4. I drip feed the content over next few weeks.
5. I inspect the student's profiles purchasing the course, and if they look legitimate (pirates stand out like a sore thumb), then I send them a message to thank for their purchase and politely ask for their patience as I upload the content.
6. Once I month, I patrol the search engines and build up a list of the URLS with links to the hosting sites.
7. I DMCA the file sharing sites and usually get the content taken down - most of the time, 95% of the piracy sites link to the same file shares. Therefore a quick email can kill the head of the snake.
8. I then use the tools in Google,Bing to take down the links of the piracy sites to cleanse the search engines of listings
9. In each of the courses, I now have a lecture at the beginning outlining the benefits of purchasing the courses - like help from me, fresh content, up to date content and the disadvantages of using a pirate copy and gently encourage them to buy from the official pages in Udemy.
This may be some help to you
Thank you for this helpful response, Tim. It's so frustrating, isn't it? I've contacted the website host re: removal, contacted Udemy.
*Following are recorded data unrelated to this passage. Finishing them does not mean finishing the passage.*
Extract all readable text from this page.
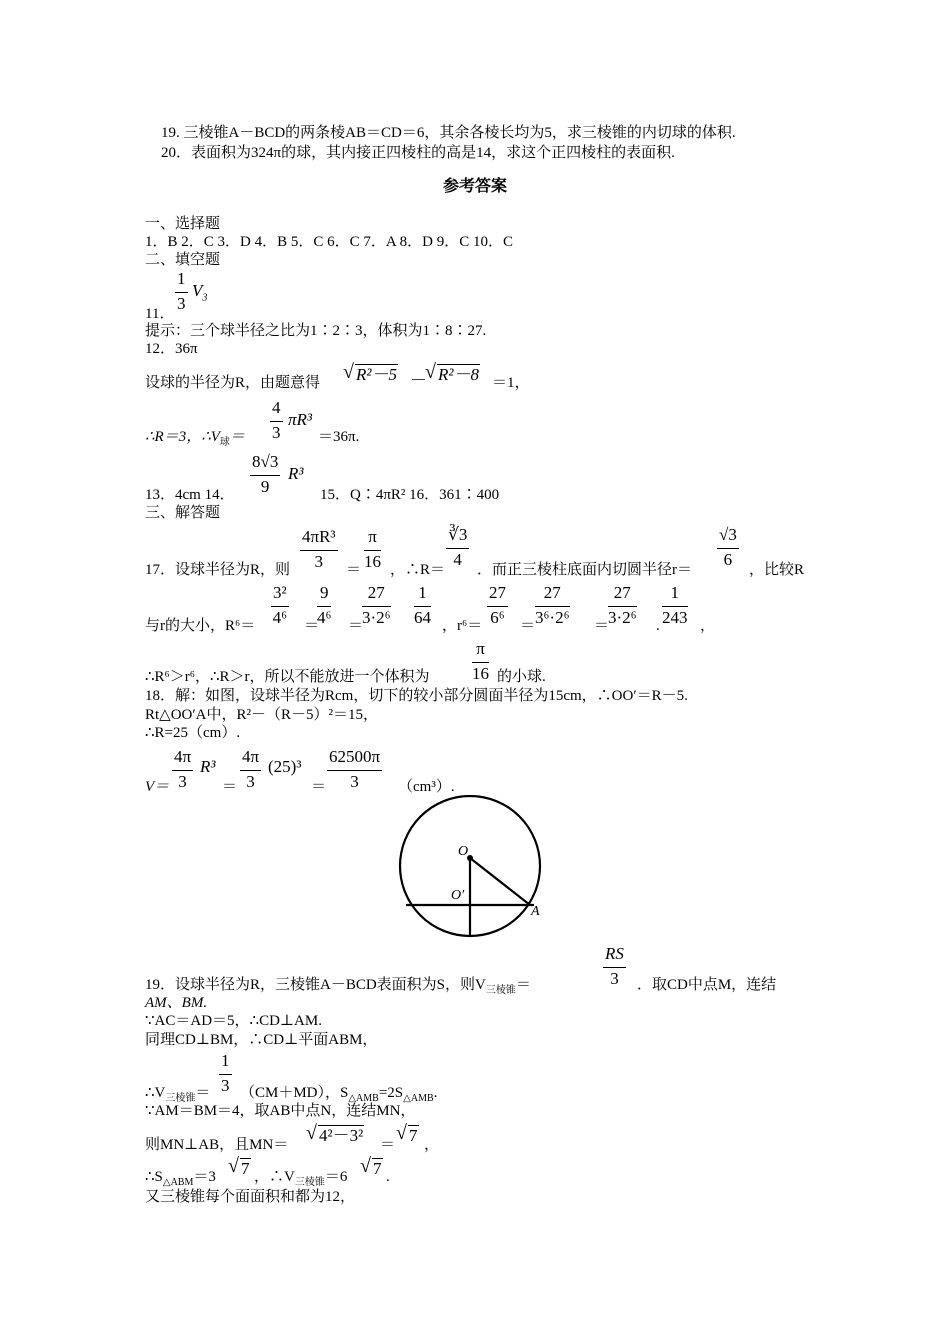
19. 三棱锥A－BCD的两条棱AB＝CD＝6，其余各棱长均为5，求三棱锥的内切球的体积.
20．表面积为324π的球，其内接正四棱柱的高是14，求这个正四棱柱的表面积.
参考答案
一、选择题
1．B 2．C 3．D 4．B 5．C 6．C 7．A 8．D 9．C 10．C
二、填空题
$\frac{1}{3} V_3$
11．
提示：三个球半径之比为1∶2∶3，体积为1∶8∶27.
12．36π
设球的半径为R，由题意得 √ R²－5 －
√ R²－8 ＝1，
$\frac{4}{3} \pi R^3$
∴R＝3，$\therefore V_球=$	＝36π.
$\frac{8√3}{9} R^3$
13．4cm 14．	15．Q∶4πR² 16．361∶400
三、解答题
$\frac{\text{4πR³}}{3} \frac{\pi}{16}$	$\frac{∛3}{4}$	$\frac{√3}{6}$
17．设球半径为R，则	＝ ，∴R＝ ．而正三棱柱底面内切圆半径r＝	，比较R
$\frac{\text{3²}}{\text{4⁶}}$ ＝
$\frac{9}{\text{4⁶}}$ ＝
$\frac{27}{\text{3·2⁶}} \frac{1}{64}$
与r的大小，R⁶＝	，$r^6= \frac{27}{\text{6⁶}} = \frac{27}{\text{3⁶·2⁶}}$ ＝
$\frac{27}{\text{3·2⁶}}$ . $\frac{1}{243}$ ，
$\frac{\pi}{16}$
∴R⁶＞r⁶，∴R＞r，所以不能放进一个体积为	的小球.
18．解：如图，设球半径为Rcm，切下的较小部分圆面半径为15cm，∴OO′＝R－5.
Rt△OO′A中，R²－（R－5）²＝15，
∴R=25（cm）.
$\frac{4\pi}{3} R^3 \frac{4\pi}{3} (25)^3 \frac{62500\pi}{3}$
V＝	＝	＝	（cm³）.
O
O′
A
$\frac{RS}{3}$
19．设球半径为R，三棱锥A－BCD表面积为S，则$V_{三棱锥}=$	．取CD中点M，连结
AM、BM.
∵AC＝AD＝5，∴CD⊥AM.
同理CD⊥BM，∴CD⊥平面ABM，
$\frac{1}{3}$
$\therefore V_{三棱锥}= (CM+MD)$，$S_{\triangle AMB}=2S_{\triangle AMB}$.
∵AM＝BM＝4，取AB中点N，连结MN，
则MN⊥AB，且MN＝
√ 4²－3² ＝
√ 7 ，
$\therefore S_{\triangle ABM}=3$ √ 7 ，$\therefore V_{三棱锥}=6$ √ 7 .
又三棱锥每个面面积和都为12，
I'll need to republish the courses to report the infringement through Udemy's reporting process as well, and then yes, I'll report to Bing and Google. I've had similar issues on my blog with content scraping. It's such a hassle, honestly. And this piracy site, it seems to be almost exclusively Udemy courses. Such a joke. I really do agree that Udemy could be more rigorous in not allowing anonymous sign-ups.
As for continuing with Udemy, I'm not sure at this point. I also use Teachable, which I love, and have never had issues with. But it's about helping people, right. And Udemy is a great platform with which to expand your reach and help more people.
I will think on the drip content idea, etc. Thank you again!